Personal computing currently faces a rapid trend from desktop machines towards mobile services, accessed via tablets, smart phones, and similar terminal devices. With respect to compute power, today`s handheld devices are similar to Cray-2 supercomputers from the 1980s. Due to higher computational load (e.g. via multimedia apps) and the variety of radio interfaces (such as WiFi, 3G, and LTE), modern terminals are getting more and more energy hungry. For instance, a single UMTS upload or a video recording process on today`s smart phones may consume as much as 1.5 Watts, i.e. roughly 50% of the maximal device power. In the near future, higher data rates and traffic, advanced media codecs, and graphics applications will ask for more energy than the battery can deliver. At the same time, the power density limit might lead to a significant share of "Dark Silicon" at 22nm CMOS and below. Obviously, disruptive energy optimizations are required that go well beyond traditional technologies like DVFS (dynamic voltage and frequency scaling) and power-down of temporarily unused components. The GEMSCLAIM project aims at novel approaches for reducing the "greed for energy", thereby improving the user experience and enabling new opportunities for mobile computing. The focus is on three novel approaches: (1) cross layer energy optimization, ranging from the compiler over the operating system down to the target HW platform, (2) efficient programming support for energy-optimized heterogeneous Multicore platforms based on energy-aware service level agreements (SLAs) and energy-sensitive tunable parameters, and (3) introducing energy awareness into Virtual Platforms for the purpose of dynamically customizing the HW architecture for energy optimization and online energy monitoring and accounting. GEMSCLAIM will provide new methodologies and tools in these domains and will quantify the potential energy savings via benchmarks and a HW platform prototype.

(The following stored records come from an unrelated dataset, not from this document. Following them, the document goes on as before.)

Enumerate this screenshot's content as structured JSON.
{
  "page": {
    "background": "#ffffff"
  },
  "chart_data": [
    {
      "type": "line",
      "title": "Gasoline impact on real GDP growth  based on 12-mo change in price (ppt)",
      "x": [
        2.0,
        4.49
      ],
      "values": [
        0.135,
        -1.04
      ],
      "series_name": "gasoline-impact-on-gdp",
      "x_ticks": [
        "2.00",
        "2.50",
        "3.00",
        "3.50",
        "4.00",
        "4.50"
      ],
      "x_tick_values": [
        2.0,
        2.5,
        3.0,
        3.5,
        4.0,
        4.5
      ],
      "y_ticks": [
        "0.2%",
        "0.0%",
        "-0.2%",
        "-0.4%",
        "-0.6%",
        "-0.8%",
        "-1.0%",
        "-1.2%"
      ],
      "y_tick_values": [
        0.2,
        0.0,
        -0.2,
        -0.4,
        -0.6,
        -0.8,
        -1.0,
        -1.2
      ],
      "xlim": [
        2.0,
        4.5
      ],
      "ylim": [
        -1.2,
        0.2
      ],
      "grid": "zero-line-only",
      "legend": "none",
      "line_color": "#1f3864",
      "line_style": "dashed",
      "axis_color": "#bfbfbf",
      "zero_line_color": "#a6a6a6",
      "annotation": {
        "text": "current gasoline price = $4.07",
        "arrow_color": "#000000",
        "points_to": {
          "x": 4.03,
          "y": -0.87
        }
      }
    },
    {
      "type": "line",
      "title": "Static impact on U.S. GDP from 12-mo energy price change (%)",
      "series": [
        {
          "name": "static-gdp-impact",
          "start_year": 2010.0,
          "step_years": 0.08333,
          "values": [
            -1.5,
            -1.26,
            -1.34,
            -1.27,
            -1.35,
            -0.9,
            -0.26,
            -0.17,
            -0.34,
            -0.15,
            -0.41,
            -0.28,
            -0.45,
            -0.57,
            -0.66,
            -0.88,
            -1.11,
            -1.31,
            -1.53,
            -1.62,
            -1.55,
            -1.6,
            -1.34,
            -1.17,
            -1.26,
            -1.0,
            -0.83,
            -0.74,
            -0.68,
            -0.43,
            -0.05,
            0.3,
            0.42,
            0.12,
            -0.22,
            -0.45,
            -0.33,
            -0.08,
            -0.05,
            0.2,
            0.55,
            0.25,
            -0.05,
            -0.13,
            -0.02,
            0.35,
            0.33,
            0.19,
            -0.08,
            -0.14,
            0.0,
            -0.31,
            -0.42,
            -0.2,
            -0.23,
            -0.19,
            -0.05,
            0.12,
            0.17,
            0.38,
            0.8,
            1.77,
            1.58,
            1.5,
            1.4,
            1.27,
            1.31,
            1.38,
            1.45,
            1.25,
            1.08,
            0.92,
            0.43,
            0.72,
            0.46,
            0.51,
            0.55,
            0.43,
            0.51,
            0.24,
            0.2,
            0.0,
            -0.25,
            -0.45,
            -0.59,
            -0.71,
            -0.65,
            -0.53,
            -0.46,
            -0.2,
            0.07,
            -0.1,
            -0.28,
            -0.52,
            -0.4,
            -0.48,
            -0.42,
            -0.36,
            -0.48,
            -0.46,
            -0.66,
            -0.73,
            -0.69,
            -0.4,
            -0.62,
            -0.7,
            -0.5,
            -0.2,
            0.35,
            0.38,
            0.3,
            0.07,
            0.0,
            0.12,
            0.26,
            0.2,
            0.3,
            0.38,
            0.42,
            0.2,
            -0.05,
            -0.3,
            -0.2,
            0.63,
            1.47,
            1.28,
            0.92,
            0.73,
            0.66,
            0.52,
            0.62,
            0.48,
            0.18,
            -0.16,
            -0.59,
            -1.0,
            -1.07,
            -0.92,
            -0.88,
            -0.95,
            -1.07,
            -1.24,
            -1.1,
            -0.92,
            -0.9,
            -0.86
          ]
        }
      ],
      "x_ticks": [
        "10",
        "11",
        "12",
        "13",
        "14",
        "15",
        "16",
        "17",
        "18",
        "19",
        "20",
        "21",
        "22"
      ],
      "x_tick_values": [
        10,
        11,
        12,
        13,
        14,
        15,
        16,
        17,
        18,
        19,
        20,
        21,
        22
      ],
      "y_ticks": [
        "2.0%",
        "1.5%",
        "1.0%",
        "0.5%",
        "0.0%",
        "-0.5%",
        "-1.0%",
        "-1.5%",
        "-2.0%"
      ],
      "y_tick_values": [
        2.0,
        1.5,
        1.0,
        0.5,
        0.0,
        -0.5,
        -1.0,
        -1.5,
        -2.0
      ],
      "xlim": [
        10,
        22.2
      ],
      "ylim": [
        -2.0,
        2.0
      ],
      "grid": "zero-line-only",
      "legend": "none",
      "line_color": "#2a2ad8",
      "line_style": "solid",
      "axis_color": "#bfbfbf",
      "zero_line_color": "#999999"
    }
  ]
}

Mobile computing devices such as laptops, tablets and smartphones are becoming more widespread. The performance that these devices offer is increasing at a steady pace, with increasing number of processors powering contemporary smartphones. However, mobility comes at a price: energy is a scarce resource on these devices, especially with power-hungry media consumption constituting a major use case. Furthermore, mobile computing is not the sole field where energy is increasingly relevant - the tremendous increase in power consumption by performance-oriented servers has made power budgeting unavoidable in HPC as well. Several solutions have been proposed to address the energy problem on different levels. While system-level approaches have been explored to a certain extent, we believe there still exists a lot of room for improvement on the application level since no power management interface that can be considered complete, generic and easy to use has been proposed so far. GEMSCLAIM explored application-level energy saving opportunities through the specification, implementation and evaluation of OpenMPE an OpenMP extension for Energy. OpenMPE adds new directives and clauses to enable per-region customization of multiple optimization objectives and tunable parameters. GEMSCLAIM resulted in three major contributions: A novel API for application-level energy-aware programming, allowing programmers to expose energy saving opportunities through i) characterizing application behavior by providing a semantic program region structure, ii) setting per-code region multi-objective goals, and iii) exposing application-level tunable parameters. A compilation and runtime system supporting OpenMPE. The runtime system exploits opportunities exposed by programmers through several techniques such as dynamic voltage and frequency scaling, dynamic concurrency throttling (DCT), and application-level content adaptation. An empirical evaluation of the effectiveness of OpenMPE. A video codec reference implementation has been enriched with OpenMPE and benchmarked on a desktop and mobile platform. GEMSCLAIM thus contributed important research results that can lead to substantial improvement in saving energy for mobile systems.